Inflation in January and February showed significant increases, driven mainly by hikes in public services taxes – including water and electricity – and in fuel prices. Nevertheless, Central Bank officials said there is no need to change the government’s goal of 4-6 percent for 2013 inflation, a report released this week said.
“What the government needs is to implement measures to contain the growth in the Consumer Price Index and bring it back into the inflation goal range,” Central Bank President Rodrigo Bolaños said.
He said officials expected a similar economic situation to that of 2012, but with a lower colón interest rate, “as long as the country manages to cut the incentives to short-term foreign investments that saturated the market last year.”

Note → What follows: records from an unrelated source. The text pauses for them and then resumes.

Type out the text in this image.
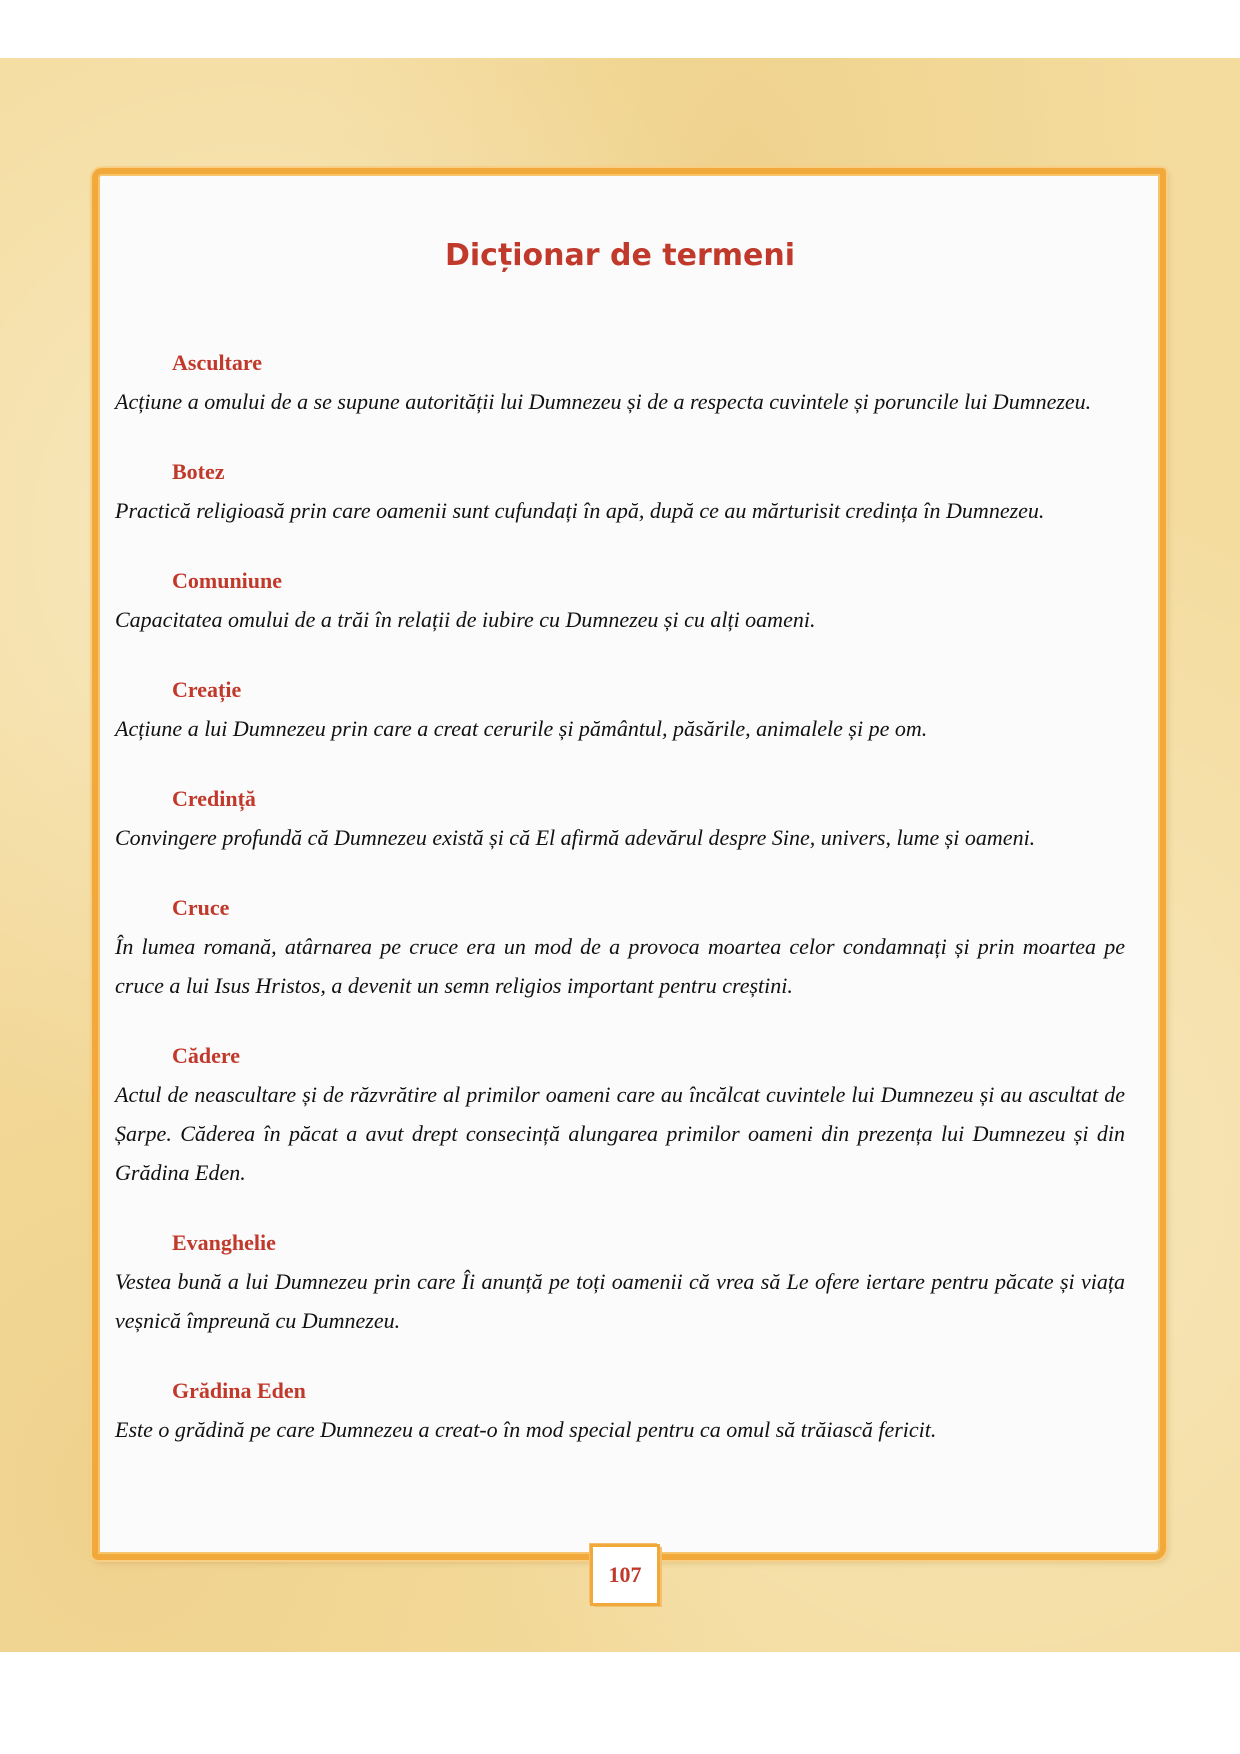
Dicționar de termeni

Ascultare

Acțiune a omului de a se supune autorității lui Dumnezeu și de a respecta cuvintele și poruncile lui Dumnezeu.

Botez

Practică religioasă prin care oamenii sunt cufundați în apă, după ce au mărturisit credința în Dumnezeu.

Comuniune

Capacitatea omului de a trăi în relații de iubire cu Dumnezeu și cu alți oameni.

Creație

Acțiune a lui Dumnezeu prin care a creat cerurile și pământul, păsările, animalele și pe om.

Credință

Convingere profundă că Dumnezeu există și că El afirmă adevărul despre Sine, univers, lume și oameni.

Cruce

În lumea romană, atârnarea pe cruce era un mod de a provoca moartea celor condamnați și prin moartea pe cruce a lui Isus Hristos, a devenit un semn religios important pentru creștini.

Cădere

Actul de neascultare și de răzvrătire al primilor oameni care au încălcat cuvintele lui Dumnezeu și au ascultat de Șarpe. Căderea în păcat a avut drept consecință alungarea primilor oameni din prezența lui Dumnezeu și din Grădina Eden.

Evanghelie

Vestea bună a lui Dumnezeu prin care Îi anunță pe toți oamenii că vrea să Le ofere iertare pentru păcate și viața veșnică împreună cu Dumnezeu.

Grădina Eden

Este o grădină pe care Dumnezeu a creat-o în mod special pentru ca omul să trăiască fericit.

107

These inflows of capital forced the Central Bank to buy more than $1.5 billion to prevent the currency from falling below the lower-band limit of ₡500.
Costa Rican Vice President Luis Liberman also said he is optimistic, mainly because state banks this year have been able to reduce the excess of cash caused by these investments, thereby maintaining affordable interest rates for those in need of credit.
However, Liberman also said it is urgent that lawmakers approve a bill to prevent these types of short-term investments from entering the country. The purported law would tax by up to 30 percent short-term currency investments.
“We were able to significantly collect excess cash at this time, and unless a spike in these short-term investments occurs, surpluses are manageable,” Bolaños said.